Somalia: How Ethiopian troops' raid in Jubaland could collapse AMISOM forces
NAIROBI, Kenya - The already fragile situation in Somalia could deteriorate further should the United Nations fail to intervene in time following the latest incursion of Non-AMISOM Ethiopian troops in Jubaland.
Already, the United Nations Panel of Experts has warned against maritime disputes between Kenya and Somalia, which they say could 'disintegrate AMISOM and give room for Al-Shabaab'.
In their voluminous report released last week albeit, under difficult circumstances, the experts called for timely intervention, even though the case it at the International Court of Justice.
But unity within AMISOM will be tested in the coming weeks, with Ethiopia now being dragged to Jubaland internal wrangles where Kenya has an interest.
Kenya and Ethiopia are integral in the AMISOM set-up. While Ethiopian National Defense Forces flushed Al-Shabaab out of Mogadishu, Kenya troops vanquished the militants in the commercial city of Kismayo.
Last week, Jubaland state accused Ethiopia of conspiracy with the Federal Government to oust Sheikh Ahmed Madobe, a close ally of Kenya.
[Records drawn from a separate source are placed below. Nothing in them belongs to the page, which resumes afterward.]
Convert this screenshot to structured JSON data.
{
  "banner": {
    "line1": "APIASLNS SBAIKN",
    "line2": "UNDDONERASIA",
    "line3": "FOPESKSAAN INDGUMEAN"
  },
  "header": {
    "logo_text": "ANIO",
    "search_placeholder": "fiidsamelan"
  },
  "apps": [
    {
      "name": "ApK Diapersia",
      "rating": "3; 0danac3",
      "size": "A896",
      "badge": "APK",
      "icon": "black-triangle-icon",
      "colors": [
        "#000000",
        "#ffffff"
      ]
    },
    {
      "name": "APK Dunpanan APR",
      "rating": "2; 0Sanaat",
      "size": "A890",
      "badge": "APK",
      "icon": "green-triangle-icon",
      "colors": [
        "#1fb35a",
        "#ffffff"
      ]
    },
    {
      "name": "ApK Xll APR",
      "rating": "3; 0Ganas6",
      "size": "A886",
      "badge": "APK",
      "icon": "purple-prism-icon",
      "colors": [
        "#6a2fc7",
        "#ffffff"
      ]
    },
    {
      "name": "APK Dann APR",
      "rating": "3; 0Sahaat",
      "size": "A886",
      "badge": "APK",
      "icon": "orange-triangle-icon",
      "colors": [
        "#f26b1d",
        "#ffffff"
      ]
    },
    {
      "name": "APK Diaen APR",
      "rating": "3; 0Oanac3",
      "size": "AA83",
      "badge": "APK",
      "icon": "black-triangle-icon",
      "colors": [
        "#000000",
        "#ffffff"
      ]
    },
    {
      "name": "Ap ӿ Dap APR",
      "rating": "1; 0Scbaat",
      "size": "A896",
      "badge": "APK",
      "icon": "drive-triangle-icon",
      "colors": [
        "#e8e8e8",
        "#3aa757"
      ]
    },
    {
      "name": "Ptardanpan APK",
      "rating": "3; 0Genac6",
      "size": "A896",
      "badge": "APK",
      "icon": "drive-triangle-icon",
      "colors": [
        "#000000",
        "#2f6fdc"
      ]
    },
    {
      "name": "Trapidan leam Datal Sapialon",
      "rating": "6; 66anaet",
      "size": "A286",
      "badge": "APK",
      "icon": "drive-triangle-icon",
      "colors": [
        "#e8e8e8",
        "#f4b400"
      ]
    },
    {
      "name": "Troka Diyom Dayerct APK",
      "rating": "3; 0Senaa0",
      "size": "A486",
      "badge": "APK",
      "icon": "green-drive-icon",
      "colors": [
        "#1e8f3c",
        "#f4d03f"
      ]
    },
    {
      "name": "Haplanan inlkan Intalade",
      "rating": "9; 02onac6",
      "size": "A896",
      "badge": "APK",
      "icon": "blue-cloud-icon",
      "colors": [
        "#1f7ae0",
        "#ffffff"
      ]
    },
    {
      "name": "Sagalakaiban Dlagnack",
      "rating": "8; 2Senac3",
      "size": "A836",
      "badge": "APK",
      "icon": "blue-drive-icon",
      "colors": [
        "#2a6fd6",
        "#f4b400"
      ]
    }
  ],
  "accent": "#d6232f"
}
The latest standoff could directly test unity in AMISOM.
"The illegal intervention of the forces at the behest of and in collision with FGS is already impacting on security, political stability and unity of Jubaland," the state wrote to UN envoy James Swan.
"The Jubaland security in Northern Gedo has started to disintegrate and lose cohesion, and are likely to turn into clan militia," Madobe's administration stated, calling for immediate intervention.
When he was elected in August against the wish of FGS, Sheikh Madobe was first congratulated by Kenya through the ministry of foreign affairs.
Before that, KDF troops manning the Southern sector of AMISOM were accused together with Jubaland forces of blocking an Ethiopian plane from landing at Kismayo Airport.
The standoff persisted, forcing President Mohamed Farmajo's administration to impose sanctions on Jubaland. However, Kenya played a key role in his inauguration, with Majority Leader Aden Duale setting records straight.
“Jubbaland is the buffer for the whole of East African region and Kenya congratulates President Madobe for being in the forefront in the fight against terrorism,” he said.
Prof Harman Manyora, a political analyst in Nairobi opines that the intervention of Ethiopian troops in Gedo 'will water down stability gains in Somalia'.
"The long term effect will be an unnecessary standoff between KDF, ENDF, and FGS. Kenya will feel undermined in her quest to defeat Al-Shabaab in Jubaland," he said.
Manyora added: "This will end up breaking AMISOM in which Ethiopia and Kenya are protagonists. Timely intervention is paramount at this juncture."
To underscore Madobe's importance in Kenya's security quest, investigative journalist Nyambega Gisesa says 'KDF cannot afford to lose him, no matter the circumstances'.
President Farmajo has never hesitated to blame regional leaders in Somalia, and was quoted in Nairobi on Thursday blaming them for 'working with foreigners to undermine him'.
It's not the first time Ethiopian Non-AMISOM soldiers are accused of undermining Somalia's territorial integrity. In 2018, they were blamed for skirmishes in Baidoa following the arrest of Mukhtar Robow, a former Al-Shabaab spokesman.
The disintegration of AMISOM due to contributing nations' interest in sections of Somalia would be a huge setback to the UN, given that the country is preparing for polls in 2020.
Also, the UN Panel of Experts observed that any internal struggles within AMISOM will pace the way for Al-Shabaab to expand its network in Somalia.
While the UN is yet to respond to the latest allegations in Gedo, Ethiopian PM Ahmed Abiy has been dragged to Somalia internal politics, a move that could ruin his reputation.